Emergency-type government bailouts can be controversial. Debates raged in 2008 over if and how to bailout the failing auto industry in the United States. Those against it, like pro-free market radio personality Hugh Hewitt, see this bailout as an unacceptable passing-of-the-buck to taxpayers.


He has denounced any bailout for the Big Three, arguing that mismanagement caused the companies to fail, and they now deserve to be dismantled organically by the free-market forces so that entrepreneurs may arise from the ashes; that the bailout signals lower business standards for giant companies by incentivizing risk, creating moral hazard through the assurance of safety nets (that others will pay for) that should not be, but unfortunately are, considered in business equations; and that a bailout promotes centralized bureaucracy by allowing government powers to choose the terms of the bailout.

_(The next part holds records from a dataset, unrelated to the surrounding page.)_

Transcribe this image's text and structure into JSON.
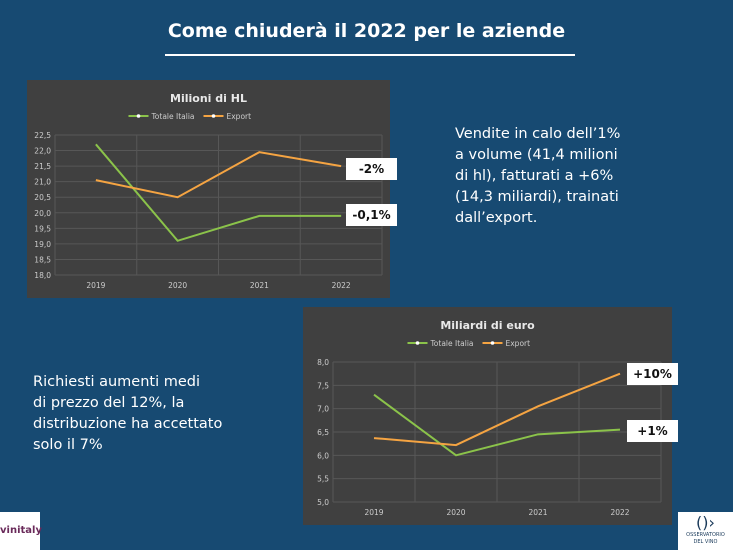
{
  "header": {
    "title": "Come chiuderà il 2022 per le aziende"
  },
  "text_right": [
    "Vendite in calo dell’1%",
    "a volume (41,4 milioni",
    "di hl), fatturati a +6%",
    "(14,3 miliardi), trainati",
    "dall’export."
  ],
  "text_left": [
    "Richiesti aumenti medi",
    "di prezzo del 12%, la",
    "distribuzione ha accettato",
    "solo il 7%"
  ],
  "colors": {
    "background": "#174a72",
    "totale": "#8bc34a",
    "export": "#f5a442",
    "chart_bg": "#404040"
  },
  "chart_data": [
    {
      "type": "line",
      "title": "Milioni di HL",
      "categories": [
        "2019",
        "2020",
        "2021",
        "2022"
      ],
      "yticks": [
        "22,5",
        "22,0",
        "21,5",
        "21,0",
        "20,5",
        "20,0",
        "19,5",
        "19,0",
        "18,5",
        "18,0"
      ],
      "ylim": [
        18.0,
        22.5
      ],
      "grid": true,
      "legend": "top",
      "series": [
        {
          "name": "Totale Italia",
          "values": [
            22.2,
            19.1,
            19.9,
            19.9
          ]
        },
        {
          "name": "Export",
          "values": [
            21.05,
            20.5,
            21.95,
            21.5
          ]
        }
      ],
      "annotations": [
        "-2%",
        "-0,1%"
      ]
    },
    {
      "type": "line",
      "title": "Miliardi di euro",
      "categories": [
        "2019",
        "2020",
        "2021",
        "2022"
      ],
      "yticks": [
        "8,0",
        "7,5",
        "7,0",
        "6,5",
        "6,0",
        "5,5",
        "5,0"
      ],
      "ylim": [
        5.0,
        8.0
      ],
      "grid": true,
      "legend": "top",
      "series": [
        {
          "name": "Totale Italia",
          "values": [
            7.3,
            6.0,
            6.45,
            6.55
          ]
        },
        {
          "name": "Export",
          "values": [
            6.37,
            6.22,
            7.05,
            7.75
          ]
        }
      ],
      "annotations": [
        "+10%",
        "+1%"
      ]
    }
  ],
  "logos": {
    "left": "vinitaly",
    "right": "OSSERVATORIO DEL VINO"
  }
}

Others, such as Jon Stewart of The Daily Show, and Nobel Laureate in Economics Jeffrey Sachs [6], have characterized this paparticular bailout a necessary evil, arguing that the probable incompetence in management of the car companies is insufficient reason to let them fail completely and potentially disturb the current delicate economic state of the United States, since up to three million jobs rest on the solvency of the Big Three and things are bleak enough as it is.



In any case, the bones of contention here can be generalized to represent the issues at large, namely the virtues of private enterprise versus those of central planning, and the dangers of a free market's volatility versus the those of socialistic bureaucracy.



Governments around the world have bailed out their nations businesses with some frequency since the early 20th century. In general, the needs of the entity/entities bailed out are subordinate to the needs of the state.